Environments

If you have different environments you intend to deploy to that need different settings, this is no problem. Just make a second app.js file, but stick the name of your environment between the app and the js, like this: app.production.js. Now, when you run spike with the environment option set to production (ex. spike compile -e production), it will merge your production config (with priority) into your normal app config.

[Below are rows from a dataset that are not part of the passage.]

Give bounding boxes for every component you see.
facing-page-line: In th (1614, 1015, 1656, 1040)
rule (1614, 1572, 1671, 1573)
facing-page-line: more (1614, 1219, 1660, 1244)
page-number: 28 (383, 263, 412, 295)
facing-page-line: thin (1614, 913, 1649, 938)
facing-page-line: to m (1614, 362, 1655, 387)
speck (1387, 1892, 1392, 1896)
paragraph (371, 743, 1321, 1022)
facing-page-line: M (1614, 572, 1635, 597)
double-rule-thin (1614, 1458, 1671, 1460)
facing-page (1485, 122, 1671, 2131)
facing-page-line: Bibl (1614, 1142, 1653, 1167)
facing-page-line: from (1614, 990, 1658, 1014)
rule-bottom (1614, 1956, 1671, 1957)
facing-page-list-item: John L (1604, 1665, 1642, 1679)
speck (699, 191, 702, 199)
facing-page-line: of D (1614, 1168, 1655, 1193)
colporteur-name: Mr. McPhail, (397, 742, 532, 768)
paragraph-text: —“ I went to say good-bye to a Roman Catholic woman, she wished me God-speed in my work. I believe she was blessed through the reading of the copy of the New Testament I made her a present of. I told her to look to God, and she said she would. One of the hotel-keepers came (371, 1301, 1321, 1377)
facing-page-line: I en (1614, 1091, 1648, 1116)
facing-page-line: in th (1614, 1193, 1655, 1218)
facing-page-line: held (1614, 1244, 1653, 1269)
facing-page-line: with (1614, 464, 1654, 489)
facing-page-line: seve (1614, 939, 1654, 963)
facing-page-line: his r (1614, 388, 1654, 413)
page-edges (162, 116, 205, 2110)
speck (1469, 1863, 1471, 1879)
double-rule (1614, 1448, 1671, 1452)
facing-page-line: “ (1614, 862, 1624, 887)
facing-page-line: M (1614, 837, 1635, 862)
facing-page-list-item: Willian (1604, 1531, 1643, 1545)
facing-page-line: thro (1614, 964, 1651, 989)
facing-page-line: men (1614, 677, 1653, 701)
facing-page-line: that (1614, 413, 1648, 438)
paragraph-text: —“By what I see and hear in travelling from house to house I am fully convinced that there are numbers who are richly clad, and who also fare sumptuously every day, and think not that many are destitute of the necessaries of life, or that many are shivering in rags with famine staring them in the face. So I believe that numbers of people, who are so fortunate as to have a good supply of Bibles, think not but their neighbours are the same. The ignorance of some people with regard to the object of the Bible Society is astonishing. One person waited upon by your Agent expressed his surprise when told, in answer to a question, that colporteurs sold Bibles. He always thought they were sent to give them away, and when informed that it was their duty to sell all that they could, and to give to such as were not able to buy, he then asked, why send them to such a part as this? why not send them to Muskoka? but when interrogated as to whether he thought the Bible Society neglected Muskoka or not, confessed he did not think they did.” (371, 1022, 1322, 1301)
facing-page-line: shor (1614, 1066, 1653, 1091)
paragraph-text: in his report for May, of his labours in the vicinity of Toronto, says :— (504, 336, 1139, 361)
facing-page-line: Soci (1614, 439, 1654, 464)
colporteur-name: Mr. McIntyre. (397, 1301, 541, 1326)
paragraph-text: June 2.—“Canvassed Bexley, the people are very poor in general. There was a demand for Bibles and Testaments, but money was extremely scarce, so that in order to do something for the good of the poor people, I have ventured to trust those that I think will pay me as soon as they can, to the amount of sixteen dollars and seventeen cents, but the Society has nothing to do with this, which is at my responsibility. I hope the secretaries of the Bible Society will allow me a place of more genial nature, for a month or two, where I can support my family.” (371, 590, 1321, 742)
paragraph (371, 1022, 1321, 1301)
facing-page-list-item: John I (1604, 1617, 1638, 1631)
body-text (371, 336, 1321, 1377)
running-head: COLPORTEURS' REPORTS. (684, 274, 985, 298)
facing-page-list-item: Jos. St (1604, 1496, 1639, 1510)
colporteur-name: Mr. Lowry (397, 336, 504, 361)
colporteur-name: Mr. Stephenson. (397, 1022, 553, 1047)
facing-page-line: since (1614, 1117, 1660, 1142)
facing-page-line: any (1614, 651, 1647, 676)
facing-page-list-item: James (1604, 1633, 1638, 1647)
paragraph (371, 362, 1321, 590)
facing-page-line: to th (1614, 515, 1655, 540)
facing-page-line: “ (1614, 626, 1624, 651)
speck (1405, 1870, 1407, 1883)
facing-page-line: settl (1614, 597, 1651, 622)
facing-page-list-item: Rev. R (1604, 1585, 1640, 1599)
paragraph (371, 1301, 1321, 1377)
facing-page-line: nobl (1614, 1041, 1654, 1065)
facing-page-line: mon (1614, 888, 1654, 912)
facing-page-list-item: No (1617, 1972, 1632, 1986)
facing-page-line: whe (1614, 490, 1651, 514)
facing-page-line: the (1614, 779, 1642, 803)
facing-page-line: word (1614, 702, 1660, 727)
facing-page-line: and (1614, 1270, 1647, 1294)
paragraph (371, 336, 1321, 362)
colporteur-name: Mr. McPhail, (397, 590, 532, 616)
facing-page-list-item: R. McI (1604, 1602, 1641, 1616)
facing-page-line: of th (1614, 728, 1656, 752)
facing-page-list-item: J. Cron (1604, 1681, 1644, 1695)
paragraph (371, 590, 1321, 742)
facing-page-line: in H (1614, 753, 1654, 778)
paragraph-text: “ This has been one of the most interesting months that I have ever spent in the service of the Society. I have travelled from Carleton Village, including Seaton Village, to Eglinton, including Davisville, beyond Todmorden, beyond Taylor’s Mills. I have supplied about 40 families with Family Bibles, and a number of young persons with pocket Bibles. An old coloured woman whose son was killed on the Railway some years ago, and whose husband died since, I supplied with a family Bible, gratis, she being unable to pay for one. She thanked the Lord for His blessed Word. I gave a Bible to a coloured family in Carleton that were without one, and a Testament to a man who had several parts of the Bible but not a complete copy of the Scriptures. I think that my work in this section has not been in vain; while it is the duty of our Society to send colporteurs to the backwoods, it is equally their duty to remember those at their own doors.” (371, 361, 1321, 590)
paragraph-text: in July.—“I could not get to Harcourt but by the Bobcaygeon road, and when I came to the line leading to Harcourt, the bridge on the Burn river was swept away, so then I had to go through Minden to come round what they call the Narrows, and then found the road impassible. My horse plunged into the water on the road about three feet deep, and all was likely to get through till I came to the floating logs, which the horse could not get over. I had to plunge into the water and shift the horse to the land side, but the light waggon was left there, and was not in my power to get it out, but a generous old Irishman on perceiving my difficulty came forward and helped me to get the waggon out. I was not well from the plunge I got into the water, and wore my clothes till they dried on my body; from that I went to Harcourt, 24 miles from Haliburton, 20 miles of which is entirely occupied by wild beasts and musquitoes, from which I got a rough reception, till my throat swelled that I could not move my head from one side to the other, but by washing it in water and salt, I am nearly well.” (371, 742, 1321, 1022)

So let's say you have an app config that looks like this:

// app.js
module.exports = {
  posthtml: (ctx) => {
    return {
      defaults: [
        jade({
          filename: ctx.resourcePath,
          apiUrl: 'http://localhost:3000/api/v1'
        })
      ]
    }
  }
}

If you wanted to update that API url to a real one for production, you could set up an app.production.js file that looks like this:

// app.production.js
module.exports = {
  posthtml: (ctx) => {
    return {
      defaults: [
        jade({
          filename: ctx.resourcePath,
          apiUrl: 'http://real-website.com/api/v1'
        })
      ]
    }
  }
}

Since the two configuration files are merged, you don't lose all your other settings from the app.js file, it just merges in any new ones from app.production.js. Very amaze!

You can change the environment by passing --env name or -e name to either the spike compile or spike watch commands. See the CLI docs for more info.